Wednesday, January 20, 2010

It's always fun to come across a painting you don't know well that has a connection to one of your favorites. While we've all seen this oil, Breakfast in the Loggia, a dozen times in anthologies with its perfect rendering of light and shadow, I had not realized 'til yesterday that Sargent had painted the same two women in watercolor. Below is The Garden Wall; I came across it in Awash in Color, by Reed and Troyen. I learned that the subjects of both paintings are Jane Emmet von Glehn (later de Glehn), an accomplished painter and wife of painter Wilfred von Glehn and on the right, Lady Richmond, wife of the artist Sir William Blake Richmond. (p.163)

They traveled often with Sargent and his sisters; these works depict their lodgings at a friend's villa near Florence. (Now why don't I have any friends with villas?) The author points out that Sargent enjoyed experimenting with compositions that might create a bit a narrative, but never provides too much info.

He places these figures just far enough apart that there is a bit of spatial tension, isn't there? We are not given clues to what might be discussed between them, but the face of Lady Richmond on the right does make you wonder if she has just stopped reading her book in order to make a remark or reply to something Jane has said. It's commonplace for an artist to try to engage the viewer in 2010. Not sure how often that strategy was employed a hundred years ago. Do you know?

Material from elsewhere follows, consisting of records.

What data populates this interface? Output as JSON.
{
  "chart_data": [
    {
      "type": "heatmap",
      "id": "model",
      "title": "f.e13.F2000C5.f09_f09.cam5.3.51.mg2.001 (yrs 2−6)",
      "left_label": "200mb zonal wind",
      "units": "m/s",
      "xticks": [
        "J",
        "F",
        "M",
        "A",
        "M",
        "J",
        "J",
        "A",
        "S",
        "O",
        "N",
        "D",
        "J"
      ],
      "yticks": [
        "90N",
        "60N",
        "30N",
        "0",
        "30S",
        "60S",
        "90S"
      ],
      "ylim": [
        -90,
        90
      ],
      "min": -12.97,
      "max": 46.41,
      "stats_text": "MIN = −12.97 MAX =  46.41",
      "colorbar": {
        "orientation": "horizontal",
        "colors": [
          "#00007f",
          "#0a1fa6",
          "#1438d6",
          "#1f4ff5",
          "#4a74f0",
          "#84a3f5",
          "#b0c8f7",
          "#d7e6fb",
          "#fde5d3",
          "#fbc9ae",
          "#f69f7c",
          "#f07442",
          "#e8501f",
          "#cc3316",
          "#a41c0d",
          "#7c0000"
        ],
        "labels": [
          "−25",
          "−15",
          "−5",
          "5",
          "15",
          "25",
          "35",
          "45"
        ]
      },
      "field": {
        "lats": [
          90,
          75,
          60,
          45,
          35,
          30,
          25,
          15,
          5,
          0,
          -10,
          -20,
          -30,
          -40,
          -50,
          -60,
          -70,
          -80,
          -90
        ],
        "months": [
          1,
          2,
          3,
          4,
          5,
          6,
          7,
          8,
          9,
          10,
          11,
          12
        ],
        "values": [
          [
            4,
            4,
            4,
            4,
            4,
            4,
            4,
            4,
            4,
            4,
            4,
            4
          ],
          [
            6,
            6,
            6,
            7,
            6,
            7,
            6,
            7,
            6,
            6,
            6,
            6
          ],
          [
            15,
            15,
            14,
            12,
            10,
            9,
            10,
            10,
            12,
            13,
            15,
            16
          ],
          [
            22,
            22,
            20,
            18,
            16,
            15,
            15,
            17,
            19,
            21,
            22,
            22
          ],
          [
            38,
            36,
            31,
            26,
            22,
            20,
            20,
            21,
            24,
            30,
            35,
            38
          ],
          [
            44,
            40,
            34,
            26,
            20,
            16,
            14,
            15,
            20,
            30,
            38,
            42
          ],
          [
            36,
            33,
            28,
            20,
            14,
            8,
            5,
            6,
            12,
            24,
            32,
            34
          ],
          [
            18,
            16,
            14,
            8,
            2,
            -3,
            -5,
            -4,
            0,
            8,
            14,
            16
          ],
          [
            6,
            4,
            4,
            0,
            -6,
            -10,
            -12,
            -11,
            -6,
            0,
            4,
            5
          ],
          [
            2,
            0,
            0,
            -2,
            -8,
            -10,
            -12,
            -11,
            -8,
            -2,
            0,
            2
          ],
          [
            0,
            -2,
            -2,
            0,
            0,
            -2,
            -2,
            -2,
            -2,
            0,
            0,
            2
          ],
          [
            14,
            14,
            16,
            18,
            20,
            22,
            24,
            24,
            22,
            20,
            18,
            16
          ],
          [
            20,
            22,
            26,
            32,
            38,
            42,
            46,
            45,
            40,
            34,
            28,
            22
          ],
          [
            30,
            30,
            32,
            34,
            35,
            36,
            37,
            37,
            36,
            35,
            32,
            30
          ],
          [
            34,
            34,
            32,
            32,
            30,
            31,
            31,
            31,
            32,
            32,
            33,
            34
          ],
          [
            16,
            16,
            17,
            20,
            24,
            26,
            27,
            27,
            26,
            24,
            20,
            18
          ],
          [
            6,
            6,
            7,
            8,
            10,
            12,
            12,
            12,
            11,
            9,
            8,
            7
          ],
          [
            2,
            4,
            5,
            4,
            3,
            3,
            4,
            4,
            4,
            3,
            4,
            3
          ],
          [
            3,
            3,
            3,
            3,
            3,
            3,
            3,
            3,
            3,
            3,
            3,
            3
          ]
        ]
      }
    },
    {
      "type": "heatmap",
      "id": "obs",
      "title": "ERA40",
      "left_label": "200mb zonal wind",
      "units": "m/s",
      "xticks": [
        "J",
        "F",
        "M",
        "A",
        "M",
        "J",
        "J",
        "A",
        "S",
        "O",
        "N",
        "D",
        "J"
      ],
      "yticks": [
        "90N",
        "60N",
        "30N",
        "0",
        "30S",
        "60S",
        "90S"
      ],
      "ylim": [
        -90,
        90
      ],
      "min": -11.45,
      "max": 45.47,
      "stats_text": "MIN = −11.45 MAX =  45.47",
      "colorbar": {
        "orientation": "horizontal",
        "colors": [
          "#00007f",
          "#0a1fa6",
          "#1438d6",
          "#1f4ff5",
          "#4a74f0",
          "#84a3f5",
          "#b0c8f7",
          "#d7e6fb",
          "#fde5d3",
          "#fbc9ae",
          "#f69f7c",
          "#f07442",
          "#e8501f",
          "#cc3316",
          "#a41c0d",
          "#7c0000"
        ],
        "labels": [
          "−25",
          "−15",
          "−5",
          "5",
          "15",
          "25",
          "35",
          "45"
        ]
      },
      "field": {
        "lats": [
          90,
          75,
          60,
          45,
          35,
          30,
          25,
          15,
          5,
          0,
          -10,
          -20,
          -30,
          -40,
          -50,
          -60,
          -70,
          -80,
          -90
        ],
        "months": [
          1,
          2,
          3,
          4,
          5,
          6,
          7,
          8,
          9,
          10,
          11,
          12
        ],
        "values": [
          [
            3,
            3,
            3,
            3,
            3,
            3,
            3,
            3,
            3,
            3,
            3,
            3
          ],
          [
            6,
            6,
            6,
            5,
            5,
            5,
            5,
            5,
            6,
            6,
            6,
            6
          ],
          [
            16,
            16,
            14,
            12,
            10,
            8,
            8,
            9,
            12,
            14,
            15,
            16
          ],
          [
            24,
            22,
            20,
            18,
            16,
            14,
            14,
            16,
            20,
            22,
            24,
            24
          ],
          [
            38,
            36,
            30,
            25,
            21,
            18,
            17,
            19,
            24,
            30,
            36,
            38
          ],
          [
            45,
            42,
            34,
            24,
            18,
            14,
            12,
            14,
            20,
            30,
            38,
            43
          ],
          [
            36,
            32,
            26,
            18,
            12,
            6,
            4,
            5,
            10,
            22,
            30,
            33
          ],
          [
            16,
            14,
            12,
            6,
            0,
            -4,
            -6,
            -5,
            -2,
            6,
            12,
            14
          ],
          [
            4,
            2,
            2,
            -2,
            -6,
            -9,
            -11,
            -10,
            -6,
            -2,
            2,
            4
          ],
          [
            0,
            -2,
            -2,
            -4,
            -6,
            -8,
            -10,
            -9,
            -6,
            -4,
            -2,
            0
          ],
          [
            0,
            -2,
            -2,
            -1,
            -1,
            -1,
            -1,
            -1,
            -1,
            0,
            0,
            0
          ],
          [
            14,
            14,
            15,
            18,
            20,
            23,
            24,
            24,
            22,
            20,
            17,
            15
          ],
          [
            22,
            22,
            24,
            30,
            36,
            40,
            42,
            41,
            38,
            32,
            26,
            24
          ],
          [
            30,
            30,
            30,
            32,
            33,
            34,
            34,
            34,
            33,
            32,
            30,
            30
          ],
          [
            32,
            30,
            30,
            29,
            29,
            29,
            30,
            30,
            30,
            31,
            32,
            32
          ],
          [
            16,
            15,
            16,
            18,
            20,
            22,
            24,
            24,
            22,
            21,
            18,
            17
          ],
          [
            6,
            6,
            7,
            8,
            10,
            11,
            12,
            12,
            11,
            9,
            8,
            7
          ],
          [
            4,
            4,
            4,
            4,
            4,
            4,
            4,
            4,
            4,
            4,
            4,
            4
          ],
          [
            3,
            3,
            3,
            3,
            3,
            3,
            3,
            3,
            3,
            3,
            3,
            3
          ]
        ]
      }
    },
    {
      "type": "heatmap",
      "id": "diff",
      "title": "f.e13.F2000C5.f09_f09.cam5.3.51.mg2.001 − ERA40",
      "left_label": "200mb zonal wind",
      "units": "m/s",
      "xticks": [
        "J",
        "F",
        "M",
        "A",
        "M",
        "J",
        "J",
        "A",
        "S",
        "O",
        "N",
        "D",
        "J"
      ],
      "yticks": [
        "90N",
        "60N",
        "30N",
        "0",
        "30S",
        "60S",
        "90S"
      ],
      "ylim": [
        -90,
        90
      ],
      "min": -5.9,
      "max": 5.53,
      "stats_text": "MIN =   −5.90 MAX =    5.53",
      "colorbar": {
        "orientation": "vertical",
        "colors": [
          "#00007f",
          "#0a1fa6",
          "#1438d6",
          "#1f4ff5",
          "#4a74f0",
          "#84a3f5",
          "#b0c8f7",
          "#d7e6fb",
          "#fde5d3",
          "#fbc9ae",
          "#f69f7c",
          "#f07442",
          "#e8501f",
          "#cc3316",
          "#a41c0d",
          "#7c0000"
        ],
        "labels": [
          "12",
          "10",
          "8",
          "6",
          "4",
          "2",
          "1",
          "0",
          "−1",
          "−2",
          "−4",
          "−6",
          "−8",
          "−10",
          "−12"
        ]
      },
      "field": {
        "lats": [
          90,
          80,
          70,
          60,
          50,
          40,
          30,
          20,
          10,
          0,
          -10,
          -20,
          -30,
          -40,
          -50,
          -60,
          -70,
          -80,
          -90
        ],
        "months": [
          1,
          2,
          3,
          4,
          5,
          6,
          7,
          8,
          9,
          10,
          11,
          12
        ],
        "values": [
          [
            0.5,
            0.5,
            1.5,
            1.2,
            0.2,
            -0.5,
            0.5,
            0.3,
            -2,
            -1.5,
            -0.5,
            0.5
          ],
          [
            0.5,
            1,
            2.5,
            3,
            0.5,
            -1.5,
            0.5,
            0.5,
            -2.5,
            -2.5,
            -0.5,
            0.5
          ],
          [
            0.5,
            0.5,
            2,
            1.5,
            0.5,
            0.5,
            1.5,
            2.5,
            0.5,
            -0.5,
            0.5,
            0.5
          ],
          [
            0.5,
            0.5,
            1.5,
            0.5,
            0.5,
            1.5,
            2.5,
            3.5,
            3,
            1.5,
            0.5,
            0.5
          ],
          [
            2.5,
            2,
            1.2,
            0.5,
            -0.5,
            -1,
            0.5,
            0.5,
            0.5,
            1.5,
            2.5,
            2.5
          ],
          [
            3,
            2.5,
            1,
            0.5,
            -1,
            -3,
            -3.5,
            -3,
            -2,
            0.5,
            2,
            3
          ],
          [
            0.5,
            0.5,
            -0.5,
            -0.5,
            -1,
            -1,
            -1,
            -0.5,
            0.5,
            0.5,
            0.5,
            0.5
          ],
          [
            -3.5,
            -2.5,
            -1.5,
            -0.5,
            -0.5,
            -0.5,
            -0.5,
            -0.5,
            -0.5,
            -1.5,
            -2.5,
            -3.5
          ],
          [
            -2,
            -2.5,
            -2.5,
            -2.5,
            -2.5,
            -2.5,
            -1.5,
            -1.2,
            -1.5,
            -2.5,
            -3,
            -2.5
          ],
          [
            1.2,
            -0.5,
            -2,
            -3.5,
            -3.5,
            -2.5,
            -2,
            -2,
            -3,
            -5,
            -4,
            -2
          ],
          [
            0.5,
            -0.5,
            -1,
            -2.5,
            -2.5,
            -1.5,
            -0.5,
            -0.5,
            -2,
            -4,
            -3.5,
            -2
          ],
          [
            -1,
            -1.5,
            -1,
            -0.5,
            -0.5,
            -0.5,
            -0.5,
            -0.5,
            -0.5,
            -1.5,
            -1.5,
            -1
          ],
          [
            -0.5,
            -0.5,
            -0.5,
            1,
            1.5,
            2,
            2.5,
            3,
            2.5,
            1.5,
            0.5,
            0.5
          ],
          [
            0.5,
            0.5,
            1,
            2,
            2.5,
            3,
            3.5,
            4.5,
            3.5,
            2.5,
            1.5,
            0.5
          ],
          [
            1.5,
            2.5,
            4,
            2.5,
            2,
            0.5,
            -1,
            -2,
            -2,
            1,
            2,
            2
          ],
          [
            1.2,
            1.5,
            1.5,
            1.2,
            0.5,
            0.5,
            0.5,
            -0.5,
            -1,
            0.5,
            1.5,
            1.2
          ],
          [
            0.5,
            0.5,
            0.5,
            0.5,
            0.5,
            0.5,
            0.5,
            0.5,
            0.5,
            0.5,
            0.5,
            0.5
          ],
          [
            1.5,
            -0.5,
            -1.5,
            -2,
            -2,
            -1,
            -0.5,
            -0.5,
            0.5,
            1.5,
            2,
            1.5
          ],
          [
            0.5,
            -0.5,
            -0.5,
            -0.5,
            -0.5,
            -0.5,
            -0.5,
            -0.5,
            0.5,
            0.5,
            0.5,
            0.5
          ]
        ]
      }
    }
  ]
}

The other bit of info we'll never have is whether or not he intended for this to look so unfinished, with that wonderful sketched-in wall behind the left hand figure. And that shawl he has is rendered in such detail it almost becomes the focal point. All those decisions about the attitude of the figure, the mood - and Sargent seems to nail them with such confidence. Just another day's work for him, I guess.